Election Day was an ethnic collage

This election cycle is giving us so many “firsts” when it comes to ethnic politics that it is a perfect display of the mish-mash of ethnicities that comprise our city.
PAWAR: The 1st Asian-American alderman

Being “ethnic” in Chicago no longer is limited to identifying oneself as “Irish” or “Polish,” although I’m not saying those groups have withered away in the city.

SOME ARE MAKING much of the fact that Chicago has its first mayor of the Jewish religious persuasion, while we not only got the first female elected to be city clerk, she’s a Latina.

Among the aldermen, there are those political observers who are amazed that Ameya Pawar got himself elected to represent the 47th Ward in the City Council. Many people seemed to think that the retirement of Eugene Schulter from the council would result in nobody getting a majority – and the top two guns going at it in an April 5 run-off election.

Yet Pawar, an Indian-American who is only 30 (and expects to complete work on a second master’s degree from the University of Chicago later this spring), managed to get 51 percent of the vote on Tuesday in that Northwest Side ward that includes the Ravenswood and Lincoln Square neighborhoods.

In short, he will be Rahm Emanuel’s alderman – presuming that the tenant who has leased Emanuel’s house for nearly a year actually leaves when the lease expires (he’s been throwing out some hints lately that he’d like to stay).

I’D SAY THE chances of that happening are extremely fat, except there probably are people who never would have expected a person with India ethnic origins (or anything Asian) to ever get elected to the City Council.
MENDOZA: The 1st city-wide Latina

So the City Council now has its first Asian-American, and he came from a neighborhood that doesn’t have a large ethnic enclave that would be expected to cater to him. But that is an area where many people who can’t quite afford Lincoln Park or Lakeview proper choose to live.

I’m sure for many, the thought of having an “Indian” alderman seemed exotic – although I also understand that some people living in that ward (in a moment of disclosure, I lived there for one summer of my life some 27 years ago) resented Schulter’s efforts to designate a successor to himself.

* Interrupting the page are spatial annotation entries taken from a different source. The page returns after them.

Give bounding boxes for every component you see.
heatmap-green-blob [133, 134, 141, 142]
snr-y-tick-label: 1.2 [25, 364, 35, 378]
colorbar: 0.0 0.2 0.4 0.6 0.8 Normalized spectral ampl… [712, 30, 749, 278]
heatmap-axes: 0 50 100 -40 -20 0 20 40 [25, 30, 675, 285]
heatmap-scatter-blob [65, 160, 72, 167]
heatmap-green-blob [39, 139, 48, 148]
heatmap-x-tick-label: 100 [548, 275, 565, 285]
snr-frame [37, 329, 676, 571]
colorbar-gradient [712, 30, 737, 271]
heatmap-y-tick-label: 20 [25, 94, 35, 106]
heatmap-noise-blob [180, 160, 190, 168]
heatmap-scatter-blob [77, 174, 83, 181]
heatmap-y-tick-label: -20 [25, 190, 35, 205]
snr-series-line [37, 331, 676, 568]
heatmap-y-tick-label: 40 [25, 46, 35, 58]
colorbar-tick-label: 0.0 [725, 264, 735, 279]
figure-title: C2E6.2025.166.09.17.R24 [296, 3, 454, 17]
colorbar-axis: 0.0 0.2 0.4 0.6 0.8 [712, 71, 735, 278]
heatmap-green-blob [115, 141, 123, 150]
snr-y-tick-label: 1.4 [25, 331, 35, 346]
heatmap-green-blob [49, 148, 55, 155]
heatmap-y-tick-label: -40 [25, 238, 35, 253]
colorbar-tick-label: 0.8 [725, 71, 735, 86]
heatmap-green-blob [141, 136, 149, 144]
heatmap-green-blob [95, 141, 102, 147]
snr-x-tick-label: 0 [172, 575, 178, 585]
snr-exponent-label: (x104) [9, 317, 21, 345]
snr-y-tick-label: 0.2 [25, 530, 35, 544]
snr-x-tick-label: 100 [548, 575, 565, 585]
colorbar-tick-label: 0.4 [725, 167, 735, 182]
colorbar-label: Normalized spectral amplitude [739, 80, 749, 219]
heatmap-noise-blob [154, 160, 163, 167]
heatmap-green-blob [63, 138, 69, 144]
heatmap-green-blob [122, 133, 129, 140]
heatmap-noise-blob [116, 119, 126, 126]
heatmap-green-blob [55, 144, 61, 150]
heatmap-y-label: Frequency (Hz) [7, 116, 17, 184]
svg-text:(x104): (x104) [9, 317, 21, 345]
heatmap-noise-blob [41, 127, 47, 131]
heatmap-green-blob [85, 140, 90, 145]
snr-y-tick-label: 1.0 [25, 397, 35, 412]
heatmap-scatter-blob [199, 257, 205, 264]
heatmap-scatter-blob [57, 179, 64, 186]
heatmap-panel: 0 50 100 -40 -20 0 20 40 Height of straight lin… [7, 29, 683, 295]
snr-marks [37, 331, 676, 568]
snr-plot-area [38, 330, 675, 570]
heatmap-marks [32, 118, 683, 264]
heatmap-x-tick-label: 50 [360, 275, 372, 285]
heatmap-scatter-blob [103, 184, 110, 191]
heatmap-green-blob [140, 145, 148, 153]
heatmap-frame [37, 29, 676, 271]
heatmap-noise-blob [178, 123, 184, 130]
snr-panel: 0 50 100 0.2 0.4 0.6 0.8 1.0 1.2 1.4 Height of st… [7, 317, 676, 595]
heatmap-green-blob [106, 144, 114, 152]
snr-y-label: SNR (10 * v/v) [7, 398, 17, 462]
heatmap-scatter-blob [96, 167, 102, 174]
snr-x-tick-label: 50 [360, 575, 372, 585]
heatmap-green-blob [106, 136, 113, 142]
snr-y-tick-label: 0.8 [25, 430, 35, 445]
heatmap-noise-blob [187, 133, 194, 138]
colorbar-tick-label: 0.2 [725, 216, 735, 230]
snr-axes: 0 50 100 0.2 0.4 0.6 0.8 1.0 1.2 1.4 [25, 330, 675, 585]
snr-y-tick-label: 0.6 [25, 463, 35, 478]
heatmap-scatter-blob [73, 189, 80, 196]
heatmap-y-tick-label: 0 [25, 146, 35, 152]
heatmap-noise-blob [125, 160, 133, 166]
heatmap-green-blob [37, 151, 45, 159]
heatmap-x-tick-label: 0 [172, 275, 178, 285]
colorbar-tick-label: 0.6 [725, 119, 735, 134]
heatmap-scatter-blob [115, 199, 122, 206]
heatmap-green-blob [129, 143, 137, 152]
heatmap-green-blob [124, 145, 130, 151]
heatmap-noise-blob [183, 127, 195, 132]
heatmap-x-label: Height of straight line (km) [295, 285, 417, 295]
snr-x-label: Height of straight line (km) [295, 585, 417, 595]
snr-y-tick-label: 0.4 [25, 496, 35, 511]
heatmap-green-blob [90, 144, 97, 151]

But if the end result is that the City Council will provide a greater diversity than it did in the days when political people thought ballot diversity consisted of nominating candidates from each of the “three I’s” (Ireland, Italy and Israel) and no one else, then we’re all better off. Although I couldn't help but notice that in the far Southeast corner 10th Ward that has the city's original Spanish-speaking enclave, non-Latino Alderman John Pope got a solid 59 percent of the vote; even though some activists had thought this might be the year that the ward would get a Latino as alderman.

THOSE PEOPLE WITH an interest in Latino political empowerment instead will have to get a kick out of seeing Susana Mendoza rise from the ranks of being a legislative aide to then-state Rep. (later Alderman) Ray Frias (which is what she was when I first met her while covering the Illinois Statehouse scene just over a decade ago) to the post of city Clerk.

I’m not sure what I think of her campaign idea to raise more money for the city by selling advertising space on city stickers to businesses. I can fully appreciate why people would not want to have their personal automobiles turned into billboards for a company that gave the city – and not themselves – some money.

But her youth (she’s not even 40 yet) and energy will make her a worthwhile public servant, while also providing proof that the city’s Latino population (officially, 29 percent, compared to 32 percent white and 33 percent black) does have the ability to provide significant numbers of votes. Her victory may even have been a factor in the resignation of state Sen. Rickey Hendon, D-Chicago, from his post, as some have reported that Hendon (who backed Mendoza's African-American female opponent) was "embarrassed" by how much she won by.

It was her domination of the Latino voter bloc that gave Mendoza a base of votes that combined with other people to give her that 60 percent victory on Tuesday, and the chance to say that she is the highest-ranking Latina in city government.

FOR THE TIME being, that is.

For any serious look at the maps being published this week about which wards and precincts voted for whom would show that the few areas that did not get on board the Rahm Emanuel bandwagon were the areas that have predominant Latino populations. Many of those wards went for former Chicago Public Schools/City Colleges of Chicago/Chicago Park District boss Gery Chico.

Although when one looks at the Latino voter bloc, it seems the majority wanted either Chico or former city Clerk Miguel del Valle as mayor, with Emanuel taking the votes of the roughly one-third of Latinos who were more interested in having an “in” with the expected mayoral winner, rather than trying to elect “one of our own” on Election Day.
EMANUEL: NOT Illinois' 1st Jewish official

Not that I’m ranting about Rahm, even though I haven’t forgotten his apathy toward immigration reform during his two years as chief of staff to President Barack Obama and will be watching to see if he takes a similar apathetic attitude toward the Latino population. For his own sake, he’d better not.

AS FOR EMANUEL himself, we now have a mayor who is Jewish (although Chico, had he won, had an ex-wife and daughters who also are Jewish). That is a “first.”

But it is one I am less inclined to be impressed by, mainly because Illinois had its first Jewish governor during the 1930s – the honorable Henry Horner, who served until his death in 1940.

It’s about time Chicago caught up to the rest of the state in this regard. Here’s hoping that Emanuel gets a better-lasting legacy than Horner – whom I’d suspect is remembered (if at all) by most Chicagoans these days as being the namesake for the public housing development that used to exist near the United Center arena.